Dec 8, 2022

Book Review: Atmamun by Kapil Gupta



 I stumbled upon this title in one of Ankur Warikoo's book recommendations. Over the past 3 weeks, I have been reading this book slowly and steadily. This book requires immersive reading and can't be skimmed through in one go.

Some books question you so deeply that it makes you uncomfortable. Atmamun is one such book, where the author raises many questions that made me go from "wow", "hmm, never thought of it this way!" to "what? no way!"


It is neither a self-help book nor a philosophy book that explains doctrines or ways of living. Rather, it is a book that helps you introspect and rewires your perspectives on many commonly held beliefs. 


To give you a sample, we have learned about the importance of mindfulness in daily life, but the author says that practices such as mindfulness are a trap. His question - "Isn't the entire problem a fullness of the mind?" makes you sit straight and wonder "aamaam la" ("right, no?").


His reasoning on this question is very valid - "The trouble with mindfulness is that it requires persistent effort. It is like attempting to empty the ocean with a teacup."


The author states that the greatest freedom in the world is freedom from our minds. And our mind stands as the single barrier between ourselves and the life that nature intended for us to live. Instead of taming the mind, our goal should be to transcend the mind.


The chapter that differentiates between doing meditation and being meditative is just brilliant. His argument on how turning inward is the greatest luxury and how wealth can enable that luxury helped me gain a new perspective.

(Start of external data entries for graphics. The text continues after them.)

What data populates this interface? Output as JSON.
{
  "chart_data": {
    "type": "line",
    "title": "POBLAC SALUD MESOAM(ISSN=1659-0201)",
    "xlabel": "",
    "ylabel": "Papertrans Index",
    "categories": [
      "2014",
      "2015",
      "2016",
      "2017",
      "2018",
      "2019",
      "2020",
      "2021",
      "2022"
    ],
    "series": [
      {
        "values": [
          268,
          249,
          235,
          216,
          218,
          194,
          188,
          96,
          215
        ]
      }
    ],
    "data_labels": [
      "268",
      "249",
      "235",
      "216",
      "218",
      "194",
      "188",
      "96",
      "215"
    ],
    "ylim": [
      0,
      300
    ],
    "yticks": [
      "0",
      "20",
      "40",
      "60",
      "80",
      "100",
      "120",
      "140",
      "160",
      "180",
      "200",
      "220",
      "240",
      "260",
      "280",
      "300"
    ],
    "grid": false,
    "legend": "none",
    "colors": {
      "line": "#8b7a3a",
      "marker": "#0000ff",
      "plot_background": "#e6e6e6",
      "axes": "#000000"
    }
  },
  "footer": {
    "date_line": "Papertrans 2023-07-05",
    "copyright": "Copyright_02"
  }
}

A few of my favorite quotes:

  • The only worthwhile watch in the world is not the one which counts Up, but the one which counts Down (in the context of mortality)
  • We find ourselves constantly putting out fires. When we are not putting out fires, we are thinking about the ones that may come. And we are lamenting the ones we have lived through.
  • The question is NOT “How do I solve my problems?’. The question is “Why do I have problems in the first place?”
  • The worst thing that a parent can give to his child is his Mind.


Highly recommend this book for its simple language and powerful thoughts.